Mais j'ajouterai, qu'ormi ce cas, nous ne devrions jamais choisir de ne pas recevoir le Corps et le Sang de notre Seigneur dans le Sacrement de l'Eucharistie, car comme l'a dit le Pape Jean-Paul II je crois, qui sommes-nous pour décider de nous priver des grâces extraordinaires que le Seigneur veut nous donner dans son Sacrement de l'Amour?

Aussi, lorsqu'on n'est en état de communier, je pense que s'en priver est une grande perte de grâces.

par Boris » sam. 13 janv. 2007, 20:28

Bonne remarque !

Effectivement, si on ne désire pas communier quelqu'en soit la raison, on aura toujours la bénédiction finale.

Re: Bénédiction lors de la communion

par Théophane » sam. 13 janv. 2007, 12:25

jean_droit a écrit :A Notre Dame de Paris un prêtre nous a incité, un jour, à aller nous faire bénir lors de la communion si nous n'avions pas l'intention de communier.
Je ne dis pas que cela est vain, mais la bénédiction finale n'est-elle pas suffisante ?

par Boris » sam. 13 janv. 2007, 9:17

Je remets la fin du passage de l'encyclique de sa Sainteté Jean-Paul II :
"Évidemment, le jugement sur l'état de grâce appartient au seul intéressé, puisqu'il s'agit d'un jugement de conscience."

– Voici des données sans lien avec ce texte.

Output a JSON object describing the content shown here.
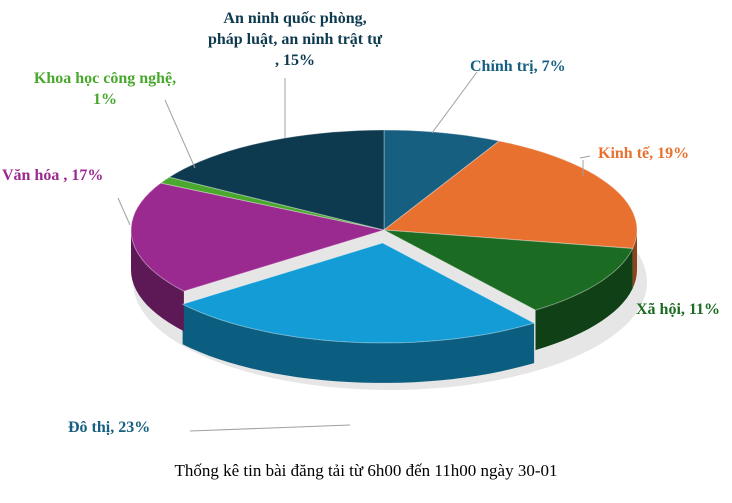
{
  "chart_data": {
    "type": "pie",
    "style": "3d",
    "title": "Thống kê tin bài đăng tải từ 6h00 đến 11h00 ngày 30-01",
    "legend": "none",
    "slices": [
      {
        "label": "Chính trị, 7%",
        "category": "Chính trị",
        "value": 7,
        "color": "#175f80"
      },
      {
        "label": "Kinh tế, 19%",
        "category": "Kinh tế",
        "value": 19,
        "color": "#e87130"
      },
      {
        "label": "Xã hội, 11%",
        "category": "Xã hội",
        "value": 11,
        "color": "#1b6b23"
      },
      {
        "label": "Đô thị, 23%",
        "category": "Đô thị",
        "value": 23,
        "color": "#139cd6"
      },
      {
        "label": "Văn hóa , 17%",
        "category": "Văn hóa",
        "value": 17,
        "color": "#9b2a90"
      },
      {
        "label": "Khoa học công nghệ, 1%",
        "category": "Khoa học công nghệ",
        "value": 1,
        "color": "#4aa82e"
      },
      {
        "label": "An ninh quốc phòng, pháp luật, an ninh trật tự , 15%",
        "category": "An ninh quốc phòng, pháp luật, an ninh trật tự",
        "value": 15,
        "color": "#0e3a4f"
      }
    ]
  }
}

par In illo tempore » ven. 12 janv. 2007, 21:50

jean_droit a écrit :Mieux vaut communier quand nous pensons être à même de recevoir le "corps du Christ".
Je suis tout à fait d'accord avec cette formulation. J'ajouterais quelques points :

Nous ne somme jamais dignes de recevoir la communion (Non sum dignus ut intres sub tectum meum).
Mais c'est un besoin vital pour nous de communier et de communier tous les jours si possibles.

Il faut veiller à ne pas tomber dans le subjectif : je ne communie pas parce que j'ai un sentiment de culpabilité, ce qui serait une mauvaise chose, il faut distinguer le sentiment de la culpabilité. Beaucoup de personnes qui ne se confessent pas n'ont pas conscience de leurs péchés. La délicatesse de l'âme se construit par la confession fréquente.
Il faut chercher à éclairer sa conscience (d'où l'importance de l'examen de conscience) et à voir les faits objectivement.

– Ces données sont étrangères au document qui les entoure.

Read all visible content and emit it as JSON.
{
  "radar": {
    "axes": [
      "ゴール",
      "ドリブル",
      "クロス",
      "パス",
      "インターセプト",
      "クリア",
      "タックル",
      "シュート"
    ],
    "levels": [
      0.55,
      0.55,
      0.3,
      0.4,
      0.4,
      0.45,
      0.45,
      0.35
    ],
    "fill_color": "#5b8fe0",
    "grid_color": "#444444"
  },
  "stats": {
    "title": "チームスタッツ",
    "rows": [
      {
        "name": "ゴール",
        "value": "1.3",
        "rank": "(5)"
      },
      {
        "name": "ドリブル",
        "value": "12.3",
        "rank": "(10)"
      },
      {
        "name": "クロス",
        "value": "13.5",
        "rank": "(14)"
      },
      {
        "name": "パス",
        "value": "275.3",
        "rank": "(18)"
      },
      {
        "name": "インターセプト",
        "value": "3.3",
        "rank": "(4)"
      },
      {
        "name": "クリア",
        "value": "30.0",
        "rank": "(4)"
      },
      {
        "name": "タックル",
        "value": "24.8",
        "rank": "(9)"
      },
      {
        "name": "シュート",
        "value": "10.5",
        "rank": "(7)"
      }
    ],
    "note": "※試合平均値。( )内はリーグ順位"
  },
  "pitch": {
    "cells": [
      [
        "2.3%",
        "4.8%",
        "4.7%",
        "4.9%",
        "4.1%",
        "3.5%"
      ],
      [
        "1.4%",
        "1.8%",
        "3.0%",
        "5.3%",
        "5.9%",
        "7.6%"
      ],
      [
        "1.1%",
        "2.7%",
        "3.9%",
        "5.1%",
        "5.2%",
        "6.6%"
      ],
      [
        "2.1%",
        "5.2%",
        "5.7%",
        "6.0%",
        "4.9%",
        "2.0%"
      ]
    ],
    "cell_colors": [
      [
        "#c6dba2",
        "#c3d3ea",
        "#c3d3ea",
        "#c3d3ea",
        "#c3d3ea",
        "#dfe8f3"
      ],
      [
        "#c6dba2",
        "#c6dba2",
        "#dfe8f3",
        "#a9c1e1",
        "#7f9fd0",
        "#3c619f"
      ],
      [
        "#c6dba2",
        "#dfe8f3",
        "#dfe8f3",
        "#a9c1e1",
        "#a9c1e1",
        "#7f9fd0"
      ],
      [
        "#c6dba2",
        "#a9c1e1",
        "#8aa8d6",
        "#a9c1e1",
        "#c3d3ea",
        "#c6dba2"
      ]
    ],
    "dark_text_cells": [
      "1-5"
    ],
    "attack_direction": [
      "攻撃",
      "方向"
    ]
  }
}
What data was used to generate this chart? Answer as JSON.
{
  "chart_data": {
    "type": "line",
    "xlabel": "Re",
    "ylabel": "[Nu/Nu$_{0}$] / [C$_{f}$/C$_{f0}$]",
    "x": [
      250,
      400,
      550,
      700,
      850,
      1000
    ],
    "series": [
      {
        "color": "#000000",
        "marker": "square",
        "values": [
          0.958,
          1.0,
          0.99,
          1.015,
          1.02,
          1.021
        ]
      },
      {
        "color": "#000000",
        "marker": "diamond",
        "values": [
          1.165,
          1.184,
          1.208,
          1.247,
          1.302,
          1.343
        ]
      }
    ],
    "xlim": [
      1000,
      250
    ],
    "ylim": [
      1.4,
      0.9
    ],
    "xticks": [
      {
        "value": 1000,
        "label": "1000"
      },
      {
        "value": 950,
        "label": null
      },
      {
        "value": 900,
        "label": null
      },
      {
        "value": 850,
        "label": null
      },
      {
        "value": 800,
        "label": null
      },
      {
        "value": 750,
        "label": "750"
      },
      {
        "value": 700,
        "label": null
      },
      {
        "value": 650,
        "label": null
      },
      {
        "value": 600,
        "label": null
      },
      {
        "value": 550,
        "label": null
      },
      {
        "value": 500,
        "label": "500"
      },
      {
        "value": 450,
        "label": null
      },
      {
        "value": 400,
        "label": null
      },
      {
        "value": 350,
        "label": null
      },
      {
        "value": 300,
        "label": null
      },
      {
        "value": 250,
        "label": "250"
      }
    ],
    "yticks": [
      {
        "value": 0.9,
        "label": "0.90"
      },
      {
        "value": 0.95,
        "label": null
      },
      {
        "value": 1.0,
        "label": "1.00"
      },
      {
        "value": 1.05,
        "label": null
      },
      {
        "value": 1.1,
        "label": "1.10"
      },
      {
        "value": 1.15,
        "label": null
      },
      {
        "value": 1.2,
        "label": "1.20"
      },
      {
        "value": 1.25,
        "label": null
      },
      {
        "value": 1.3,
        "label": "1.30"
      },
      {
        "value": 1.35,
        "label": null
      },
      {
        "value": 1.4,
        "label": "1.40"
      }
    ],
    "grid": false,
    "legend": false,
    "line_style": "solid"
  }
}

La citation faite par Boris me paraît essentiel :
"Celui qui est conscient d'un péché grave doit recevoir le sacrement de la Réconciliation avant d'accéder à la communion."
J'ajouterais qu'il faut aussi se poser la date de sa dernière confession.
Ces deux questions à mon sens suffisent à prendre une décision raisonnable.

Quant à la pratique de la distribution du pain béni, elle existait en France jusqu'à la guerre. C'était un honneur pour la famille qui donnait ce pain béni. Cette coutume survit encore ici et là, je l'ai vu faire il y a quelques années.